Advantageously, the building assembly in the described embodiments may be manufactured off-site as a number of standard sized modular panels of 4′×8′, or larger dimensions, which are then shipped to a building site for installation and use in the floor and/or ceiling of the building.
Embodiments of the invention contemplate a floor topping (e.g., carpet, carpet pad, tile, vinyl, etc.) treatment. Such floor topping treatments are not integral to the acoustic rated assembly in the described embodiments, that is, the embodiments described herein meet the code minimum requirements without applying the floor topping treatments. However, applying a finish floor product to the embodiments of the invention will further improve the impact acoustic performance of the described embodiments.
One embodiment of the invention also incorporates design elements such as exposing the underside of the solid wood or mass timber structural panel layer for architectural and aesthetic reasons, and avoiding the use of a wet trade cement-based product(s), such as gyperete, to improve constructability and efficiency.

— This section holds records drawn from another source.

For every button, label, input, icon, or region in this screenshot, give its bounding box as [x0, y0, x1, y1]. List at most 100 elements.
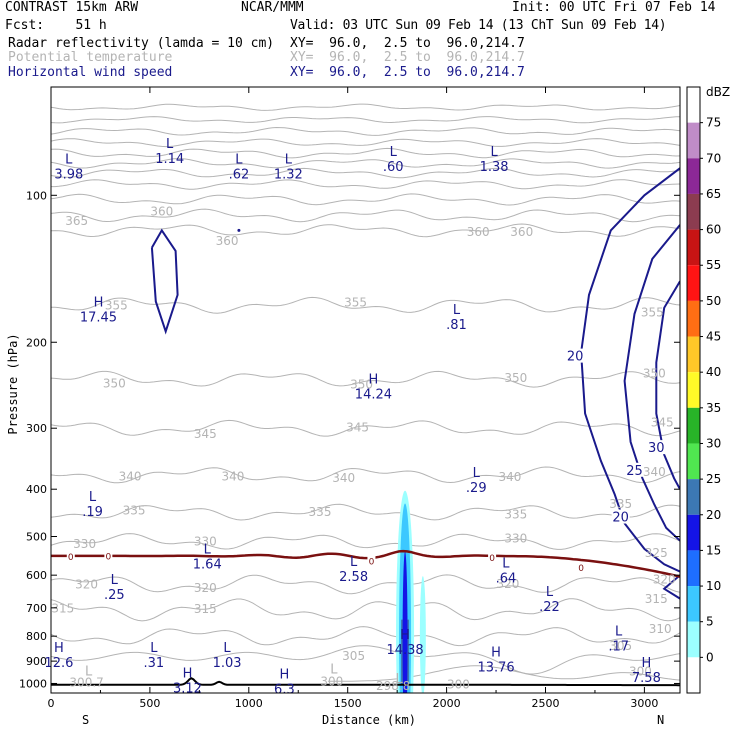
- theta-contour: [51, 370, 680, 388]
- freezing-label-bg: [577, 562, 586, 573]
- theta-label: 335: [309, 505, 332, 519]
- theta-contour: [327, 665, 680, 682]
- init-time: Init: 00 UTC Fri 07 Feb 14: [512, 0, 716, 15]
- theta-label: 355: [105, 298, 128, 312]
- high-marker: H: [183, 666, 193, 681]
- theta-contour: [51, 645, 680, 675]
- colorbar-swatch: [687, 657, 700, 693]
- colorbar-swatch: [687, 336, 700, 373]
- freezing-label-bg: [367, 555, 376, 566]
- field-wind-name: Horizontal wind speed: [8, 65, 173, 80]
- marker-value: .29: [466, 481, 487, 496]
- marker-value: .17: [608, 640, 629, 655]
- colorbar-swatch: [687, 407, 700, 444]
- freezing-label: 0: [68, 553, 74, 563]
- field-theta-name: Potential temperature: [8, 50, 173, 65]
- colorbar-swatch: [687, 193, 700, 230]
- wind-label-bg: [625, 462, 644, 477]
- low-marker: L: [223, 641, 231, 656]
- marker-value: .81: [446, 318, 467, 333]
- colorbar-frame: [686, 86, 701, 694]
- theta-label: 300: [629, 664, 652, 678]
- marker-value: .60: [383, 160, 404, 175]
- terrain-line: [51, 677, 680, 687]
- theta-contour: [51, 147, 680, 159]
- theta-label: 335: [123, 503, 146, 517]
- low-marker: L: [285, 152, 293, 167]
- forecast-hour: Fcst: 51 h: [5, 18, 107, 33]
- low-marker: L: [235, 152, 243, 167]
- theta-label: 340: [498, 470, 521, 484]
- theta-label: 330: [73, 537, 96, 551]
- y-axis-label: Pressure (hPa): [6, 333, 20, 435]
- colorbar-tick-label: 45: [706, 330, 721, 344]
- low-marker: L: [111, 573, 119, 588]
- high-marker: H: [94, 296, 104, 311]
- theta-label: 320: [194, 581, 217, 595]
- theta-label: 335: [504, 508, 527, 522]
- reflectivity-5dbz-secondary: [419, 576, 426, 693]
- low-marker: L: [390, 145, 398, 160]
- plot-frame: [50, 86, 681, 694]
- marker-value: .19: [82, 505, 103, 520]
- colorbar-tick-label: 20: [706, 508, 721, 522]
- theta-label: 305: [342, 649, 365, 663]
- field-reflectivity-xy: XY= 96.0, 2.5 to 96.0,214.7: [290, 36, 525, 51]
- freezing-label: 0: [105, 553, 111, 563]
- marker-value: 1.14: [155, 152, 184, 167]
- theta-label: 360: [467, 225, 490, 239]
- theta-label: 350: [504, 371, 527, 385]
- theta-label: 320: [75, 577, 98, 591]
- colorbar-tick-label: 70: [706, 151, 721, 165]
- high-marker: H: [491, 645, 501, 660]
- theta-label: 360: [510, 225, 533, 239]
- high-marker: H: [641, 656, 651, 671]
- theta-label: 305: [609, 639, 632, 653]
- y-tick-label: 200: [26, 336, 47, 349]
- colorbar-tick-label: 75: [706, 116, 721, 130]
- colorbar-swatch: [687, 300, 700, 337]
- x-tick-label: 2000: [433, 697, 461, 710]
- colorbar-tick-label: 40: [706, 365, 721, 379]
- organization: NCAR/MMM: [241, 0, 304, 15]
- low-marker: L: [65, 152, 73, 167]
- high-marker: H: [369, 373, 379, 388]
- theta-label: 345: [651, 415, 674, 429]
- colorbar-swatch: [687, 586, 700, 622]
- wind-label-bg: [566, 348, 585, 363]
- colorbar-swatch: [687, 550, 700, 587]
- theta-label: 320: [653, 572, 676, 586]
- marker-value: 2.58: [339, 570, 368, 585]
- wind-label-bg: [611, 509, 630, 524]
- marker-value: 1.38: [480, 160, 509, 175]
- marker-value: 1.64: [193, 558, 222, 573]
- field-wind-xy: XY= 96.0, 2.5 to 96.0,214.7: [290, 65, 525, 80]
- colorbar-tick-label: 15: [706, 543, 721, 557]
- low-marker: L: [166, 137, 174, 152]
- marker-value: 1.32: [274, 167, 303, 182]
- marker-value: 7.58: [632, 671, 661, 686]
- y-tick-label: 400: [26, 483, 47, 496]
- colorbar-swatch: [687, 229, 700, 266]
- colorbar-swatch: [687, 265, 700, 301]
- theta-contour: [51, 533, 680, 550]
- wind-contour-25: [623, 224, 680, 542]
- marker-value: 17.45: [80, 311, 117, 326]
- y-tick-label: 500: [26, 531, 47, 544]
- wind-label: 30: [648, 441, 665, 456]
- freezing-label: 0: [578, 564, 584, 574]
- theta-contour: [51, 466, 680, 484]
- colorbar-tick-label: 25: [706, 472, 721, 486]
- colorbar-swatch: [687, 158, 700, 194]
- x-axis-label: Distance (km): [322, 713, 416, 727]
- theta-label: 345: [194, 427, 217, 441]
- y-tick-label: 800: [26, 630, 47, 643]
- valid-time: Valid: 03 UTC Sun 09 Feb 14 (13 ChT Sun …: [290, 18, 667, 33]
- marker-value: 3.98: [54, 167, 83, 182]
- theta-contour: [51, 158, 680, 169]
- x-axis-south: S: [82, 713, 90, 727]
- wind-contour-closed: [150, 228, 179, 335]
- marker-value: .64: [496, 572, 517, 587]
- colorbar-tick-label: 30: [706, 436, 721, 450]
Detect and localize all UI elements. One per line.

Embodiments of the invention were tested for both airborne and impact sound isolation utilizing the methods outlined in ASTM E336: Standard Method for Measurement of Airborne Sound Insulation in Buildings and ASTM E1007: Standard Test Method for Field Measurement of Tapping Machine Impact Sound Transmission Through Floor-Ceiling Assemblies and Associated Support Structures to characterize the airborne and impact noise isolation performance of the embodiments.
Embodiments of the invention meet the International Building Code (IBC) section 1207.2 requirements for field sound transmission class (FSTC) and IBC section 1207.3 requirements for field impact isolation class (FIIC). Per IBC section 1207.1, these requirements apply to common interior walls, partitions and floor/ceiling assemblies between adjacent dwelling units and sleeping units or between dwelling units and sleeping units and adjacent public areas such as halls, corridors, stairways or service areas. Section 1207.2 requires that walls, partitions and floor/ceiling assemblies separating dwelling units and sleeping units from each other or from public or service areas shall have a sound transmission class of not less than 50 if laboratory tested, or not less than 45 if field tested, for air-borne noise when tested in accordance with ASTM E 90. Penetrations or openings in construction assemblies for piping; electrical devices; recessed cabinets; bathtubs, soffits; or heating, ventilating or exhaust ducts shall be sealed, lined, insulated or otherwise treated to maintain the required ratings. Section 1207.3 requires that floor/ceiling assemblies between dwelling units and sleeping units or between a dwelling unit or sleeping unit and a public or service area within the structure shall have an impact insulation class rating of not less than 50 if laboratory tested, or not less than 45 if field tested, when tested in accordance with ASTM E 492.
Although embodiments of the invention have been described and illustrated in the foregoing illustrative embodiments, it is understood that present disclosure has been made only by way of example, and that numerous changes in the details of implementation of the invention can be made without departing from the spirit and scope of embodiments of the invention, which is only limited by the claims that follow. Features of the disclosed embodiments can be combined and rearranged in various ways.